On Saturday 11 March (2017), some of the LDNA team took part in a Showcase as part of the University of Sheffield’s Festival of the Arts and Humanities. The event took place at Sheffield’s Millennium Galleries, allowing members of the public to discover different aspects of humanities research presented through exhibitions, activities and short presentations. Visitors found information about literature or archaeological findings, had the possibility to try out different instruments or take an implicit bias test brought in by the Philosophy Department. We asked Sheffield postgraduates Nadia and Winnie to reflect on their experience preparing for and staffing a stall as part of their MA work placements.
Winnie writes:
I prepared a handout using data from Ways of Being in a Digital Age (WOBDA). The process—zooming from abstract trios extracted from a dataset to see the patterns they made in a small extract of text—was fascinating. At first I was worried about how well the concept would translate to a non-specialist audience, but then I realised that involves negative preconceptions about what a non-specialist audience is: somehow less interested or capable of critical engagement than a specialist one. I therefore decided not to “aim” anything “at” anyone, but instead tried to summarise trios in a way that made the most sense to me as a newcomer to Linguistic DNA’s methods. I chose a single pair (internet + craving), made up a colour-coded table of the items that formed trios with it, and then put this alongside highlighted examples of trios in a journal abstract.

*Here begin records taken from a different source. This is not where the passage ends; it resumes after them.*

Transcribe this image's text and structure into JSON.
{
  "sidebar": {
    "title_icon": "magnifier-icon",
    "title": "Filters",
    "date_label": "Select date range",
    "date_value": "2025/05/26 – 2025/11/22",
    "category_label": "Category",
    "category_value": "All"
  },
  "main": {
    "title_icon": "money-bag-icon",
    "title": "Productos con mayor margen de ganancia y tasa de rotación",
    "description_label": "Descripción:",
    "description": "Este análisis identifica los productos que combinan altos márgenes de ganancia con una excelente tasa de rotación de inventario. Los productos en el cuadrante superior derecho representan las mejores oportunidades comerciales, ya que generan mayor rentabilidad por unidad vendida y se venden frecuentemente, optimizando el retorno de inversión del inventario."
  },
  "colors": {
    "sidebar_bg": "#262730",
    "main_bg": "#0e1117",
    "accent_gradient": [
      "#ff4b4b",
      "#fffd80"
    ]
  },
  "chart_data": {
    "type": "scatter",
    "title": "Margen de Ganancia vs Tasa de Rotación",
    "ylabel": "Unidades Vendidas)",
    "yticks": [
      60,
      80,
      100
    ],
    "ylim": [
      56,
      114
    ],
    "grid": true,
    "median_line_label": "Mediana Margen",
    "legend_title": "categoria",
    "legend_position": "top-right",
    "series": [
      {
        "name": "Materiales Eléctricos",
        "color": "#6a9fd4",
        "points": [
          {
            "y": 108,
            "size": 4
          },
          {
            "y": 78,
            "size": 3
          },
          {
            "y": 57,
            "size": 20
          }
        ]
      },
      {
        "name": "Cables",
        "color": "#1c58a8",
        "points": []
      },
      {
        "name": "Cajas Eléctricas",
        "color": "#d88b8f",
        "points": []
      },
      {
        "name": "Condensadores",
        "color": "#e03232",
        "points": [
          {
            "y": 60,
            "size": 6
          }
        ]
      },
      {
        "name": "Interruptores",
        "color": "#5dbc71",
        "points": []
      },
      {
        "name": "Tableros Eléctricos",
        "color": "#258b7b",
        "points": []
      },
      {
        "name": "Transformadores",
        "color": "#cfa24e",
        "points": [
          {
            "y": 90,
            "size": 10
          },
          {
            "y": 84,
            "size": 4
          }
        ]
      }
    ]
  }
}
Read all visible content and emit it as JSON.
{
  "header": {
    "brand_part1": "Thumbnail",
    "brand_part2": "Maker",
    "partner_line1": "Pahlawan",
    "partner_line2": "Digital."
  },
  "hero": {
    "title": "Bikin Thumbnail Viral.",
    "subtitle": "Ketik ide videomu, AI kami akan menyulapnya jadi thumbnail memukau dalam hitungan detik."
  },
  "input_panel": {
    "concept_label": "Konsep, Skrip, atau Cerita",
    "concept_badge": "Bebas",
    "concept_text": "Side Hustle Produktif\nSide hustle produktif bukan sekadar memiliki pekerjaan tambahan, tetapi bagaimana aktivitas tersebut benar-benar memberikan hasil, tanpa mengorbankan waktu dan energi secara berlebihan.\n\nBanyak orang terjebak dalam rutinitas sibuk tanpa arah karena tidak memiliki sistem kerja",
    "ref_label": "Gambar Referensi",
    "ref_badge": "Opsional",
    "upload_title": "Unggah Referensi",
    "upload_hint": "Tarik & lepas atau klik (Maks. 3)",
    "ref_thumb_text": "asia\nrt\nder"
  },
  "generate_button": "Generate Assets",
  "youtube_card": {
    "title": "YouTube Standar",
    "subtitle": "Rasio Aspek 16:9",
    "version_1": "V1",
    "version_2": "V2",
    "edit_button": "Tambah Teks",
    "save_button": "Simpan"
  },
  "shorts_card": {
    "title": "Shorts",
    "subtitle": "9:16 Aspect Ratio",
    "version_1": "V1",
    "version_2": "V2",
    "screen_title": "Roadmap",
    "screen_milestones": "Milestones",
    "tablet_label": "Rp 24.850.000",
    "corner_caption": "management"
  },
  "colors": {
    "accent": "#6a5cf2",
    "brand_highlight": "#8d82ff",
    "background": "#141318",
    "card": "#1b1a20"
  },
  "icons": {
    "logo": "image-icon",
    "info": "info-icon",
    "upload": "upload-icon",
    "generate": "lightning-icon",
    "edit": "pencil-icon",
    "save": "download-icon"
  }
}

This turned out to be really useful because people were interested in the project from all kinds of angles, some of which changed how I thought about what LDNA does. Fiddling with data on the placement meant I’d got sidetracked in a sense into thinking about WOBDA as a technical exercise, but the Showcase helped me see the bigger picture. Visitors were intrigued by Linguistic DNA as a name; one person was interested in whether the project was making any claims about genetic hard-wiring. Another, an IT professional, was interested in the double helix visualisation on the website, and said it would make him think about his own designs. I particularly remember a conversation with an artist who was interested in researching discourses around disability. We talked about how to query corpora, which tools were available and easy to use, the advantages and disadvantages of the BNC versus the web as corpus, how the age of the BNC might affect the language it contained, and the difference between collocations and discourse concepts as shown in WOBDA. She was also interested in word clouds; the idea of extracting implicit relationships in language and making them visible seemed to be something that appealed strongly to both adults and children who stopped at the stall.
Nadia writes:
To prepare for this event, I mostly focused on the YouTube data. I prepared an informative and colourful poster with prominent examples, including images of Beyoncé (left) and the video game World of Tanks, to attract visitors and to suggest that we conduct contemporary research. I also searched our data for some prominently occurring words.
Because we do not yet have representative results for the Militarization 2.0 work, I often pointed to the Linguistic DNA research as the mother project of the YouTube project. The examples proved very useful since they complemented the information given on the posters. The audience was provided with representative examples from the Linguistic DNA project for them to look at and take away. Moreover, people had the chance to play with word cards and group them together according to their own individual word associations (right).
I observed that many people grouped together words with a similar meaning (such as ‘succeed’ and ‘win’), whereas others clustered together words according to very personal associations. An 8-year-old girl was fascinated by the cards, pairing ‘victory’ and ‘win’; we looked at how these words appear in our given examples and the advantages of having a computer that counts words as lemmas. One visitor told us about his aphasia and how it changed and affected his use of language, which made me realise that next to the Linguistic DNA we are researching, every person has his or her own, very personal linguistic DNA. Another visitor was inspired by the YouTube project and connected language use to social issues, such as the omnipresence of on- and offline violence, providing food for thought for all participants of the conversation.
From my point of view, the event was a success. Many visitors seized the opportunity to have a chat with us, which led to various stimulating encounters and conversations. It was intriguing to see that numerous people were willing to share personal stories and views on language and its importance. The public seemed to engage and identify with our project on many different levels, which confirms how important this kind of research is—not only for the academic community but also for the public.
Also participating in the Showcase were LDNA Research Associates Seth Mehl (below left), who delivered a bitesize talk asking “What can computers teach us about meaning in early English books?”, and Iona Hine (right, during her bitesize talk about “Luther’s Language”).